E ao 44º dia, sexto domingo de quarentena, não me apeteceu escrever. Normalmente, um cursor a piscar numa folha em branco costuma ser um desafio encarado com agrado. Gosto da sensação de desafio de ter uns milhares de carateres para debitar num ecrã. É engraçado como, por mais anos disto que se leve, quando nos sentamos para escrever, nunca sabemos bem quem vai sair vencido ou vencedor: se nós ou a folha (que ficaria melhor) em branco.
Mas ontem, confesso, padeci da humana preguiça. Atire a primeira pedra quem nunca. Sucumbi a ela e dediquei a tarde a varandear, embalada por uma playlist de jazz a tocar na coluna e o cão sempre deitado ao meu lado no chão. Ofereci-me umas horas sem nada para fazer. Como assim nada?, cheguei a perguntar, meio pasmada com a própria ideia, de mim para os meus botões. Nada, Mafalda, nada é nada, respondi-me. Nem livro, nem revistas, nem jornais para ler, nem notas no telemóvel para tirar. Nada, nadinha, será possível? É lamentável como hoje parece tão difícil desligarmos o cérebro e não fazermos nada. Não sei como deixámos que isto nos acontecesse.
Estendi-me numa cama de paletes improvisada e fechei os olhos. Tentei resistir ao apelo de estar, o tempo todo, a fazer listas ou a tentar resolver problemas na minha cabeça. Deixei-me estar. Quase que consegui ouvir Fernando Pessoa a dizer-me ao ouvido: “Ai que prazer/ Não cumprir um dever/ Ter um livro para ler/ E não o fazer!”. Que coisa rara e nunca vista… Tenho uma varanda desde que me mudei para esta casa, há 12 anos. E foram, na verdade, tão poucas as vezes que realmente desfrutei dela com tranquilidade. Cuido das plantas com dedicação, rego-as e limpo-lhes as folhas secas, apanho a alpista que os pássaros que nos visitam espalham no chão, mas nunca me detive realmente por ali. Até agora, a varada era só mais um afazer na minha vida. Até a cama de rede que comprei foi, durante anos, vetada ao abandono e a desbotar ao sol.
Mas por estes dias, tudo mudou. A varanda tornou-se o segundo centro da casa, a seguir à cozinha. O lugar onde ouvimos os pássaros, olhamos o céu, fotografamos a chuva e os bichos, adivinhamos as formas das nuvens, vislumbramos ao longe um pedacinho de mar e fazemos apostas às ondas. Almoçamos e lanchamos na varanda, cantamos na varanda, pintamos e fazemos cerâmica na varanda, fazemos ginástica e ioga na varanda. A cama de rede já precisava de um sistema de senhas.
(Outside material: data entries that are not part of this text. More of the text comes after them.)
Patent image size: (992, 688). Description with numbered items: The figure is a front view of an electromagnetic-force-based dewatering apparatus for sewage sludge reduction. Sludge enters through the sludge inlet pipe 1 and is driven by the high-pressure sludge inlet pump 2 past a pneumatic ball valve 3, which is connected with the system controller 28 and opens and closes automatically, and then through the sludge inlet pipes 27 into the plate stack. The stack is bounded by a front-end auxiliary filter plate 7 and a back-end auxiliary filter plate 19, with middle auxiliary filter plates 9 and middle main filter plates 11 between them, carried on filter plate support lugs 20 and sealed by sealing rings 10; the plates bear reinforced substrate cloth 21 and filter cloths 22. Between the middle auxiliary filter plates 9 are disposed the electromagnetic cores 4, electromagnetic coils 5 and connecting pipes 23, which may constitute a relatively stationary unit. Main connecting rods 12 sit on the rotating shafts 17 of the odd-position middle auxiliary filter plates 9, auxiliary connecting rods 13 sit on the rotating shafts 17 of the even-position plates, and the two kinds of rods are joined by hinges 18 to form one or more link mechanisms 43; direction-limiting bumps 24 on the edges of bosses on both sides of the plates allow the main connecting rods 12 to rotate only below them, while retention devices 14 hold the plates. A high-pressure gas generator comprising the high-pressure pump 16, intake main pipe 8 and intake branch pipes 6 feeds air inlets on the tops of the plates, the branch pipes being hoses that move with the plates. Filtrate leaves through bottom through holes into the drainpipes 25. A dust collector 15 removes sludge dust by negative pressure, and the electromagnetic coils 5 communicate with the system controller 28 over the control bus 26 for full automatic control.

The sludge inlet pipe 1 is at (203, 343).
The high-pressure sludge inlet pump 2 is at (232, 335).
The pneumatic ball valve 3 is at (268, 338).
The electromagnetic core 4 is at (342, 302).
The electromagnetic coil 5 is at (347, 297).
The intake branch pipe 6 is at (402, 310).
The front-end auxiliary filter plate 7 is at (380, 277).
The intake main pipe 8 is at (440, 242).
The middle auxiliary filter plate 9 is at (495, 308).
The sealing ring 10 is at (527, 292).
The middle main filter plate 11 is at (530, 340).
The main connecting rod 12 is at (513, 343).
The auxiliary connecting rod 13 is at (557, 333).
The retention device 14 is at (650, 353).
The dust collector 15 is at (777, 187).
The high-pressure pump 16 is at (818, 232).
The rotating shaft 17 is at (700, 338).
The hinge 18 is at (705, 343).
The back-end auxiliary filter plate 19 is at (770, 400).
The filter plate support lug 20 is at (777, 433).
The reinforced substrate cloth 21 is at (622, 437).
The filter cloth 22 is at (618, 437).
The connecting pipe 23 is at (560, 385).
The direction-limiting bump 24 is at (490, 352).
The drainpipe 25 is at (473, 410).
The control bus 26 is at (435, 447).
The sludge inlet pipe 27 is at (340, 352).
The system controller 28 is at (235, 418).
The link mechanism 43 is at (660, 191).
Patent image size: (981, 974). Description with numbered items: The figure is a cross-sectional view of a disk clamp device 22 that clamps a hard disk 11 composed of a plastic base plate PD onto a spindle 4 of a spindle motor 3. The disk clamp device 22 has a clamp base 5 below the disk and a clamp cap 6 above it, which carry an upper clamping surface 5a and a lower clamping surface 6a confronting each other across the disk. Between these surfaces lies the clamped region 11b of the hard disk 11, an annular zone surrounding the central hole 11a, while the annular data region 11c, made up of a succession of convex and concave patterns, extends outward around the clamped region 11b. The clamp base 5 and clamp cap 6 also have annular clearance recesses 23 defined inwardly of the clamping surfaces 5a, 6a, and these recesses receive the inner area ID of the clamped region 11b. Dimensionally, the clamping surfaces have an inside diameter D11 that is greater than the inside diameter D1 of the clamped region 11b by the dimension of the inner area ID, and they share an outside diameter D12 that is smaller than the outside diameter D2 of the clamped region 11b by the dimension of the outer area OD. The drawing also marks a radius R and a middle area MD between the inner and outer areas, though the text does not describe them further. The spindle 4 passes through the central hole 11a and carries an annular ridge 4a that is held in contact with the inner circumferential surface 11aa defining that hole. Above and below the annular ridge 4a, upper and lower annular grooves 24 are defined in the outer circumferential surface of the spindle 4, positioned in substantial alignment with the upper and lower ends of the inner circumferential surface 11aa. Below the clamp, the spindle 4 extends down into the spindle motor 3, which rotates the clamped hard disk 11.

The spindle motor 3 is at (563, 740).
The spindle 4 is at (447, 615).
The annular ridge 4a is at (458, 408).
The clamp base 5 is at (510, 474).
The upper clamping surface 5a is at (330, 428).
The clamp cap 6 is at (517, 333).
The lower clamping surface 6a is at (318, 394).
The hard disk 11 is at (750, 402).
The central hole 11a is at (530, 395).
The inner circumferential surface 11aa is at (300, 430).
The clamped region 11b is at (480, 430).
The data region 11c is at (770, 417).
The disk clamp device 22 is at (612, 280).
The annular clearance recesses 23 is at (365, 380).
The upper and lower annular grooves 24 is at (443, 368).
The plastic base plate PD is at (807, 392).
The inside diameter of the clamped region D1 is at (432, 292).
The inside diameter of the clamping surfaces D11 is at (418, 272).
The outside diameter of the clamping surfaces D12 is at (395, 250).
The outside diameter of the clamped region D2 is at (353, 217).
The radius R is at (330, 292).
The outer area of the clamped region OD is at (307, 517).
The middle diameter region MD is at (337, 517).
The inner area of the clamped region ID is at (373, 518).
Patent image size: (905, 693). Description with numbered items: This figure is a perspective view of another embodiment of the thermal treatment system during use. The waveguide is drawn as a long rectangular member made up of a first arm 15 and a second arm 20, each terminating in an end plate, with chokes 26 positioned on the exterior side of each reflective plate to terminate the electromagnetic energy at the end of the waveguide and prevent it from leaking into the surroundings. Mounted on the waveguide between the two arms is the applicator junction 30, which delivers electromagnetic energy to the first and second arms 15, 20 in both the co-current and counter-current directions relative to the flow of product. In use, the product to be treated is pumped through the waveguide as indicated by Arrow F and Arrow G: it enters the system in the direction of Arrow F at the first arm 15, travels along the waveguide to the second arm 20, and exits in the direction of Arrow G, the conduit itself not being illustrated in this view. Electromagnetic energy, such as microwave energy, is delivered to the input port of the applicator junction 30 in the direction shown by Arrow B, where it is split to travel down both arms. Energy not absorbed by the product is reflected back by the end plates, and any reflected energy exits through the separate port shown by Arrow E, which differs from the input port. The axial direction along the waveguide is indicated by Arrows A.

Desconfio que é algo que sucedeu a muitos portugueses. Nas nossas varandas, cabe agora o mundo todo. Acho comovente como redescobrimos este espaço, que muitos tinham a sorte de ter mas que para pouco mais servia do que estender a roupa, e lhe passámos a dar toda uma nova vida. Bastam, na verdade, pouco mais do que dois metros quadrados para dar um concerto, projetar cinema para os vizinhos ou recitar poesia, como as histórias que fui ouvindo por estes dias. Quem diria que podemos ser tão felizes nas nossas varandas…
Elas podem mesmo ser centros de convívio social. Na semana passada, a passear o cão, passei por um bairro de prédios altos aqui ao lado. Às 21h da noite, toda a vizinhança estava na varanda, para um novo ritual repetido diariamente. Fiquei a ver – eram dezenas de famílias, a falar umas com as outras. Uns lançavam palavras de ordem, outros acendiam luzes multicolores, outros punham música. No fim da catarse coletiva, a despedida: boa noite vizinhos, força, até amanhã! Encontramo-nos na varanda, à mesma hora. Será que depois de tudo isto passar vão esquecer-se das varandas e deixar de se falar nos elevadores?